There is no war without an internal war. As every empire falls from both within and without, the Western vision of cosmopolitanism has its cowardly dissenters, its enemy sympathizers, and even its collaborators. Many have reacted to the Islamist demands with a belief they must somehow be justified. They are not. Our world visions are not justified by external sources, so there is no way for the Islamist demands to be understood from without. There is only mitigation of its cost in human lives and suffering, and even were intellectual synthesis a possibility, I do not see the reason to believe it would get us any closer to achieving this goal. What I have learned of world history has taught me neither that mutual comprehension stops bloodshed or that mutual incomprehension causes it.

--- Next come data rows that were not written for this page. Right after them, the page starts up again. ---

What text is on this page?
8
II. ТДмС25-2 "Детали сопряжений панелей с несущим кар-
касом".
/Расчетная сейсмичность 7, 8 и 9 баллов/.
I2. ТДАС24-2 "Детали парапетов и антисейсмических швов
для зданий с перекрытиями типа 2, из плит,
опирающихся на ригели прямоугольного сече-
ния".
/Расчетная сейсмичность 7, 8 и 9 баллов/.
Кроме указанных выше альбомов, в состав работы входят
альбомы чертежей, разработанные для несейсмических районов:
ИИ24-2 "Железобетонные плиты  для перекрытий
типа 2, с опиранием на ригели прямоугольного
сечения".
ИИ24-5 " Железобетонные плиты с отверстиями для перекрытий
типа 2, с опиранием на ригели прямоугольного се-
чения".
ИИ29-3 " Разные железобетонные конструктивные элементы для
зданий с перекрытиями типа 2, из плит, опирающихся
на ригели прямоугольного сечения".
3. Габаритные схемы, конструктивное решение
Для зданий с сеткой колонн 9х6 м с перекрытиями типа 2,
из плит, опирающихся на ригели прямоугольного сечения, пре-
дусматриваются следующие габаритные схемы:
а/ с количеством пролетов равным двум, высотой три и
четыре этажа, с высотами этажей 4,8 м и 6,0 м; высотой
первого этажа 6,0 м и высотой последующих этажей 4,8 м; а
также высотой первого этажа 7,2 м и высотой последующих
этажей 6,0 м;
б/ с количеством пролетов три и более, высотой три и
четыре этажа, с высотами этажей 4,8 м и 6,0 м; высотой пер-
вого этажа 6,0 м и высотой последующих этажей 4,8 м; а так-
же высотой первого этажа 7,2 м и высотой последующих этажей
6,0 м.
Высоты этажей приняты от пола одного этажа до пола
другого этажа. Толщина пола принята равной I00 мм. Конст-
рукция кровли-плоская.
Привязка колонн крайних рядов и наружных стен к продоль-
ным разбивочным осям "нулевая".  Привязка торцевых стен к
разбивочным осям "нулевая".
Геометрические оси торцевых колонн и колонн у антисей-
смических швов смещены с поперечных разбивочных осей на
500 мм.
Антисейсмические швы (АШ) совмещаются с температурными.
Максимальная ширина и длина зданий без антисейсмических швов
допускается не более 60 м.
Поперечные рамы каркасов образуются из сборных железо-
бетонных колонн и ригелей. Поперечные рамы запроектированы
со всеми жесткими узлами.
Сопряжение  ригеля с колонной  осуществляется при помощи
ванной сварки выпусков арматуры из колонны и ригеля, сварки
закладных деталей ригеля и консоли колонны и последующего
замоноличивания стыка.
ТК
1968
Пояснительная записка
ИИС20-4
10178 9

Unreconcilable worldviews are perfectly fine, as I see it, and the duty of synthesizing our views and our enemies' is anything but fine. This view does not affect one's degree of hawkishness.
Should we choose to indulge in noble quests beyond self-preservation, we find it necessary to understand what circumstance drives people to, which is to say what we ourselves would do in their shoes. Trying to understand their traditions, a name for that part of their behavior that does not fall within a universal range of reactions, varying no more within tribes than between them, is no ethical or cosmopolitan duty at all. It is without malice that I say to radical Islam that I don't give a damn what it thinks.

So is this the war we deserve? I don't think we can answer that question any more than we ever could or ever will be able to. But it certainly has only a theatric rather than an historical meaning.